Riding the wave


Sirens were another personification of the dangers of the sea: sea demons, half women and half birds, their father was the river-god Achelous and the mother the muse Melpomenes, or the muse Terpsichore. They are mentioned for the first time in the Odyssey , where they are two; later traditions mention them as being four, or, more often, three, called in the commonest tradition Ligia, Leucosia and Partenope, from which the ancient name of Naples . In the tradition they are very good musicians and, according to Apollodorus, one played the lyre, another one sang, the third held the flute.

According to the legend the island of the Sirens was located along the coast of southern Italy, off the peninsula of Sorrento ; with the charm of their music, they attracted the sailors who were passing nearby, the ships approached dangerously the rocky coast and were smashed, and the Sirens devoured the unwary.

Ulysses and the Sirens' song Mosaic (detail) from Dougga, III sec., housed at the Museum of Bardo in Tunis, one of the most prestigious archaeological museums in the world and certainly the one that houses the largest collection of Roman mosaics. Ulysses is on his ship, tied to the mast to not succomb to the song of the Sirens, here depicted as women with legs and wings of bird

According to the legend, the Argonauts passed near them, but Orpheus sang so melodiously, that the sailors of the ship Argo had no desire to listen. Only Bute dived into the sea but was saved by Aphrodite.

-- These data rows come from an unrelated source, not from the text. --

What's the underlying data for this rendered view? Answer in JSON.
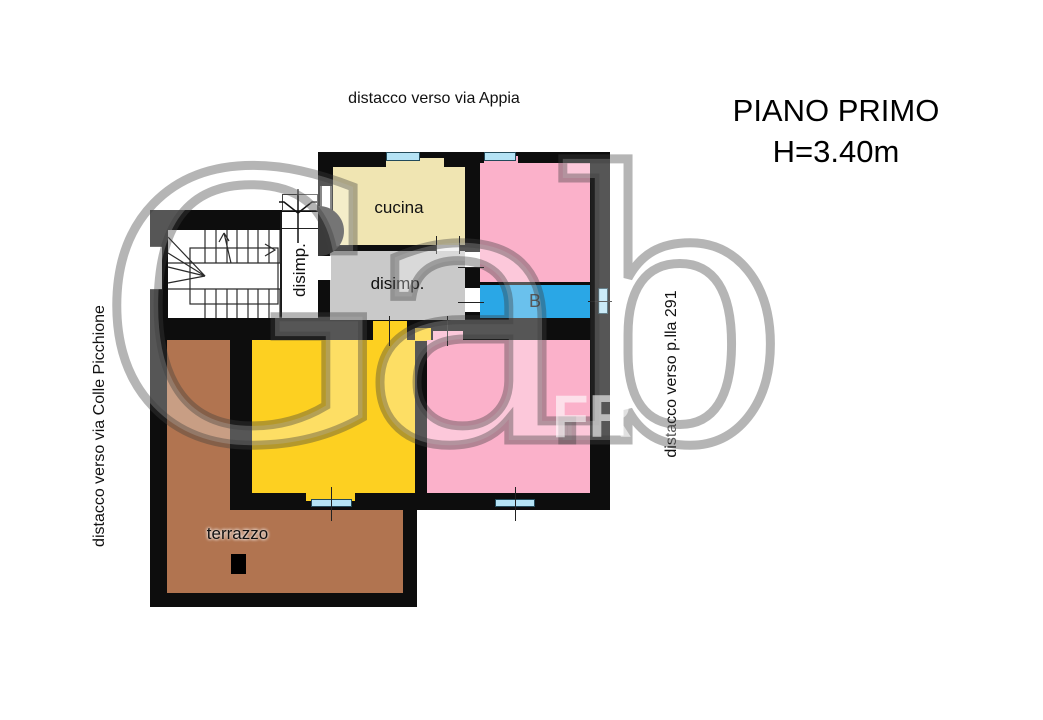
{
  "title": {
    "line1": "PIANO PRIMO",
    "line2": "H=3.40m"
  },
  "annotations": {
    "top": "distacco verso via Appia",
    "left": "distacco verso via Colle Picchione",
    "right": "distacco verso p.lla 291"
  },
  "rooms": {
    "cucina": {
      "label": "cucina",
      "color": "#f0e5b2"
    },
    "corridor": {
      "label": "disimp.",
      "color": "#ffffff"
    },
    "hall": {
      "label": "disimp.",
      "color": "#c9c9c9"
    },
    "bathroom": {
      "label": "B",
      "color": "#2aa7e6"
    },
    "bedroom_north": {
      "color": "#fbb1ca"
    },
    "bedroom_south": {
      "color": "#fbb1ca"
    },
    "room_yellow": {
      "color": "#fdd021"
    },
    "balcony": {
      "color": "#b17450"
    },
    "terrace": {
      "label": "terrazzo",
      "color": "#b17450"
    }
  },
  "plan": {
    "wall_color": "#0d0d0d",
    "window_color": "#b5e3f5",
    "stair_line_color": "#2a2a2a"
  },
  "watermark": {
    "main": "Gab",
    "secondary": "FR"
  }
}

Also Ulysses sailed across their waters but, warned by Circe, he ordered his men to plug their ears with wax, and to tie him to the mast, and prohibited them to untie him, whatever petition he would have addressed to them. The story tells that the Sirens, upset by their failure to catch Ulysses, threw themselves into the sea and drowned.

About their origin and their hybrid appearance, the versions are different. Ovid says that they were originally ordinary women, but asked the gods the benefit of the wings, to search over the seas one of them kidnapped by Pluto . For others, they were transformed by Demeter as punishment for not opposing to the kidnapping of her daughter. Or that Aphrodite had deprived them of their beauty, because they disdained the pleasures of love.

In later legends were considered gods of the afterlife and for this reason they are often depicted on coffins.